Miejsce pochówku "Inki" i "Zagończyka" długo pozostawało nieznane. Sądzono, ze ich szczątki spoczywają na Cmentarzu Garnizonowym w Gdańsku, gdzie pochowano wielu żołnierzy wyklętych zabitych lub zmarłych w pobliskim areszcie przy ul. Kurkowej. Na terenie jednej z kwater tego cmentarza prace poszukiwawcze prowadził w ostatnich latach kierowany przez prof. Krzysztofa Szwagrzyka zespół złożony głównie z pracowników IPN. We wrześniu 2014 r. członkowie zespołu natrafili na szczątki mężczyzny i kobiety.

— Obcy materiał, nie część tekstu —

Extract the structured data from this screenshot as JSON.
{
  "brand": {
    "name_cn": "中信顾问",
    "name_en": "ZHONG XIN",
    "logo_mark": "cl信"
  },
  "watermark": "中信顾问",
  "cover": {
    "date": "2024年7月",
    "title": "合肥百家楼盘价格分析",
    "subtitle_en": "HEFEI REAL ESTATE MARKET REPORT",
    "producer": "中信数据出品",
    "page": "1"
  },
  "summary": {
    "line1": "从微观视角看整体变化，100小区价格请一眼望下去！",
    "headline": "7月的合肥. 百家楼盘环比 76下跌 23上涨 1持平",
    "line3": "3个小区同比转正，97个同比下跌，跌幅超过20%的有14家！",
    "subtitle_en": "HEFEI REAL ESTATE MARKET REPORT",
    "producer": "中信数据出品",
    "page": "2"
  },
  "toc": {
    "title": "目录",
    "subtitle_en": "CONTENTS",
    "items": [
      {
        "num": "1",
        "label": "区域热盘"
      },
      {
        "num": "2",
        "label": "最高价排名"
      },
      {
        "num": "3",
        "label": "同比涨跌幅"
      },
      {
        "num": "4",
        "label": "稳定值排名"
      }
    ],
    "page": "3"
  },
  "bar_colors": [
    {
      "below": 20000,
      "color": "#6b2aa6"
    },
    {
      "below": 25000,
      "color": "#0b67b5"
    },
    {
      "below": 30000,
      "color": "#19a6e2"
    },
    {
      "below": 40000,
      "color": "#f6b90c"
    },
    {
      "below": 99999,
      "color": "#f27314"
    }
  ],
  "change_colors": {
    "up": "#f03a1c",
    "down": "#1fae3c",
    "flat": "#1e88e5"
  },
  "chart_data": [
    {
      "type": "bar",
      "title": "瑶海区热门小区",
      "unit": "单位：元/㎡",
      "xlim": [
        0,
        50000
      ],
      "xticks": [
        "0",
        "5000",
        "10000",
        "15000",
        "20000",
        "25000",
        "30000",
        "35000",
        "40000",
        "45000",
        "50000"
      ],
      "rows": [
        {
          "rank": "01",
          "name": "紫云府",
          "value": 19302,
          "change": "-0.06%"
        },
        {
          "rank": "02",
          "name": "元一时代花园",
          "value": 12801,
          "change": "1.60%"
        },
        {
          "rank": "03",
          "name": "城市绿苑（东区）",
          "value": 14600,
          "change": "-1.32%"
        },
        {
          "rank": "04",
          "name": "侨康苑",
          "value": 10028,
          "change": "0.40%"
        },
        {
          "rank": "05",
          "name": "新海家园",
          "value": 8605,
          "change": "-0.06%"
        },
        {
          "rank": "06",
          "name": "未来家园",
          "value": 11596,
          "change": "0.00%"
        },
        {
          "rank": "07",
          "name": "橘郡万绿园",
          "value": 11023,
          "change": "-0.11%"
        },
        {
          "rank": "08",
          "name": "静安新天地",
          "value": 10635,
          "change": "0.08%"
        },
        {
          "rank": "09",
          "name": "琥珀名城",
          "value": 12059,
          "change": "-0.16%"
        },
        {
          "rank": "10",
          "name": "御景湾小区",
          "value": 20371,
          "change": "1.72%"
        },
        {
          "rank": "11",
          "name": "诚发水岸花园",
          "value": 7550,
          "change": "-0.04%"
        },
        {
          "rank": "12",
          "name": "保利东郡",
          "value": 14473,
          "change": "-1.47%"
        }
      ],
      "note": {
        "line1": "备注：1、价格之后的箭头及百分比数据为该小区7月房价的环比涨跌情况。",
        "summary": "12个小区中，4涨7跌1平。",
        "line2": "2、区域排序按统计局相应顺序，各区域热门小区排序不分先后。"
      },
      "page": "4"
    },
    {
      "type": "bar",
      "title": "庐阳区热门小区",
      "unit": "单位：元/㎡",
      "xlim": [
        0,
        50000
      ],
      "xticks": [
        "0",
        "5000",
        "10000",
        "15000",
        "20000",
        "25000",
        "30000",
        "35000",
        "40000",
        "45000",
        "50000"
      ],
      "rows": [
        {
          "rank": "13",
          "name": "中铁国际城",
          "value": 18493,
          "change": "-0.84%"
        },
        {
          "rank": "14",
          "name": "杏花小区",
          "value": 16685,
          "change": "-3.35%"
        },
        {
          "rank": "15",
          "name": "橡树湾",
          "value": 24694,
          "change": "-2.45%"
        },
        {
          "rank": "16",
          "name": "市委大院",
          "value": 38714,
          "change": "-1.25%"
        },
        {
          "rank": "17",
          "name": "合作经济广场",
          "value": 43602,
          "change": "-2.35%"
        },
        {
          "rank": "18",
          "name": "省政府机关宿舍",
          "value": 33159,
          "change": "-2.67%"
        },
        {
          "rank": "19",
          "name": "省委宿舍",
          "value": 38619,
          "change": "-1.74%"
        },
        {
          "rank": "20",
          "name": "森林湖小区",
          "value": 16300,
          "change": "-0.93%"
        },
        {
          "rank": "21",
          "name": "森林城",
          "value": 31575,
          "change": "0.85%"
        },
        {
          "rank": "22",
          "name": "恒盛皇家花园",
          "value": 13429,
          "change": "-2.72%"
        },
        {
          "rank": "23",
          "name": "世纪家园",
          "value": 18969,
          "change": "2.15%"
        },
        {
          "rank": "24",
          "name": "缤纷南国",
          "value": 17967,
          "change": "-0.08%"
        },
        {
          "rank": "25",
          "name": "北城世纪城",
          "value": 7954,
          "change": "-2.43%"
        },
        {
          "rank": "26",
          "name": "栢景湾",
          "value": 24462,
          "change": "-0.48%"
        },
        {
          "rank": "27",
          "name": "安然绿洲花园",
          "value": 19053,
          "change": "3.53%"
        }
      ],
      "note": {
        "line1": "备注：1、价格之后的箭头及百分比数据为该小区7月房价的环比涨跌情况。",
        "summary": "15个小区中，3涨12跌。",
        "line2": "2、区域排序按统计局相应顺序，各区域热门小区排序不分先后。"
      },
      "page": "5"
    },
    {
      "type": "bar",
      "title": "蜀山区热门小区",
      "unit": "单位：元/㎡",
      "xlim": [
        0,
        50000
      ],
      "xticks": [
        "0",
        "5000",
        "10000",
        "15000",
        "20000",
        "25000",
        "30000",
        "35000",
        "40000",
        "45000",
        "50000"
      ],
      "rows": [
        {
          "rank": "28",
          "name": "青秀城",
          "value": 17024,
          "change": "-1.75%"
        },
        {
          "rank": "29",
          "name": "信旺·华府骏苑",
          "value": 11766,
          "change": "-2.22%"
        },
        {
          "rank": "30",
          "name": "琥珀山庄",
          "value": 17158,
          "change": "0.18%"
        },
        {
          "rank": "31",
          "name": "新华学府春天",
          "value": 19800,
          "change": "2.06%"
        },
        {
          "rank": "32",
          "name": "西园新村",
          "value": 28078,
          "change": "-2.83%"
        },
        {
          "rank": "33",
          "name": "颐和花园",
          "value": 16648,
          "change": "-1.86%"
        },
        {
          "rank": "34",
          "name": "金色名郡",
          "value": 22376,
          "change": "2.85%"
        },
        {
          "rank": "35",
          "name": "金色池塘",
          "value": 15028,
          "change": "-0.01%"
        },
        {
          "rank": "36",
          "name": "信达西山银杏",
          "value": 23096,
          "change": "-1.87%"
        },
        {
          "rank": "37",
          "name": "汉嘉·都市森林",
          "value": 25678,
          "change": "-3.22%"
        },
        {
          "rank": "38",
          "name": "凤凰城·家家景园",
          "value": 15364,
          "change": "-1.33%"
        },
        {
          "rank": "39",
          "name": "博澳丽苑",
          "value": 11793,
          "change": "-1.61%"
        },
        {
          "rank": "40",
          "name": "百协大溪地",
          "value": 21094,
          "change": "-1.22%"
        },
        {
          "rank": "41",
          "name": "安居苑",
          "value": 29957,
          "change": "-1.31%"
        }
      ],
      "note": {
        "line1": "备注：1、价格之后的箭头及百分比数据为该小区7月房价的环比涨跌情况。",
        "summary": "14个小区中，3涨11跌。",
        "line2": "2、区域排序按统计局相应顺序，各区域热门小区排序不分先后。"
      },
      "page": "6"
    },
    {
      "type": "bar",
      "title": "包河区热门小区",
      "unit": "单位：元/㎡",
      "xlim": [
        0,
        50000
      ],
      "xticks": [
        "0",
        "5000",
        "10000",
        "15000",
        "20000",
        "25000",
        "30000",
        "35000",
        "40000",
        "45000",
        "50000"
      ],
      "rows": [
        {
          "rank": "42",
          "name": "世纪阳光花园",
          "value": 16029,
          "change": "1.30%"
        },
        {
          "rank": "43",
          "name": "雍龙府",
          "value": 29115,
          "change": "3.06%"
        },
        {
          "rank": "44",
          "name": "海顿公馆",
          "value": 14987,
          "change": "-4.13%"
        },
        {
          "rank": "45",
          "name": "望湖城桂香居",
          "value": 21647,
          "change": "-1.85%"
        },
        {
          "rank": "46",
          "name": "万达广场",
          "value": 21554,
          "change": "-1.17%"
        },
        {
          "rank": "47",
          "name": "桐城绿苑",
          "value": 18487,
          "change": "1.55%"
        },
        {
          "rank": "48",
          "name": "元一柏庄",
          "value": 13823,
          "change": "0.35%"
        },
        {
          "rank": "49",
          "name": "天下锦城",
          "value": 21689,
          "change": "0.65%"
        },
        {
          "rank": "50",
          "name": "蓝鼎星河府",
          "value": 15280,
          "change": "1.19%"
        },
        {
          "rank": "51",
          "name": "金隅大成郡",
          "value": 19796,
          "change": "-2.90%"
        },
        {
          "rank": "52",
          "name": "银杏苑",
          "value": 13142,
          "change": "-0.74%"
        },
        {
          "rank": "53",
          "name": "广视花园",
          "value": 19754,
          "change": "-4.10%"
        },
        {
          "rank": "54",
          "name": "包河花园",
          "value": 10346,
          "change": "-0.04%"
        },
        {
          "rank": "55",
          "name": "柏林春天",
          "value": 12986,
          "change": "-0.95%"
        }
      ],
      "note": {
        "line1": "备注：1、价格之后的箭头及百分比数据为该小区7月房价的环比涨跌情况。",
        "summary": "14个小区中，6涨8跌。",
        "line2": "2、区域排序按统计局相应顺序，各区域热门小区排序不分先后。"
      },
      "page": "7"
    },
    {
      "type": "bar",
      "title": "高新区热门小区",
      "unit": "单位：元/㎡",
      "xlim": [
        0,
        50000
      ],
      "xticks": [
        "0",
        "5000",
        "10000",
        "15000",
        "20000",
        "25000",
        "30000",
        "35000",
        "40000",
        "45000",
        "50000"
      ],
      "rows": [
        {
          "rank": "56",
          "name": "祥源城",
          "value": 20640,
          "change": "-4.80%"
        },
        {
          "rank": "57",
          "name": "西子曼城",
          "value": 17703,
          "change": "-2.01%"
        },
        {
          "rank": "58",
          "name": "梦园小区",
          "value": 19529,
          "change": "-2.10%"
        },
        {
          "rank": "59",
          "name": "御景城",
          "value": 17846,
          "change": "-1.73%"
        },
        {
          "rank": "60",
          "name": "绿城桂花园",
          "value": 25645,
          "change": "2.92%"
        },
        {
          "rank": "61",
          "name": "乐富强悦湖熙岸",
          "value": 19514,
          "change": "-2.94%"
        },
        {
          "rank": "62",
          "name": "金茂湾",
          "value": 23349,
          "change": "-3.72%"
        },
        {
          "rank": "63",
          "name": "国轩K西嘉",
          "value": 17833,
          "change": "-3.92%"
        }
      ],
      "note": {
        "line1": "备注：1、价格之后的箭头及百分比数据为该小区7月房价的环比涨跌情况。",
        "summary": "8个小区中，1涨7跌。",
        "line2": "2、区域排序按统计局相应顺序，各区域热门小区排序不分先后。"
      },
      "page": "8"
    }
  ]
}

1 marca 2015 r. w Narodowym Dniu Pamięci Żołnierzy Wyklętych podczas uroczystości w Pałacu Prezydenckim IPN ogłosił, że badania genetyczne potwierdziły, iż kobiece szczątki należą do Danuty Siedzikówny. Z kolei w czerwcu 2016 r. IPN poinformował, że męskie szczątki znalezione obok pochówku "Inki" to szczątki "Zagończyka".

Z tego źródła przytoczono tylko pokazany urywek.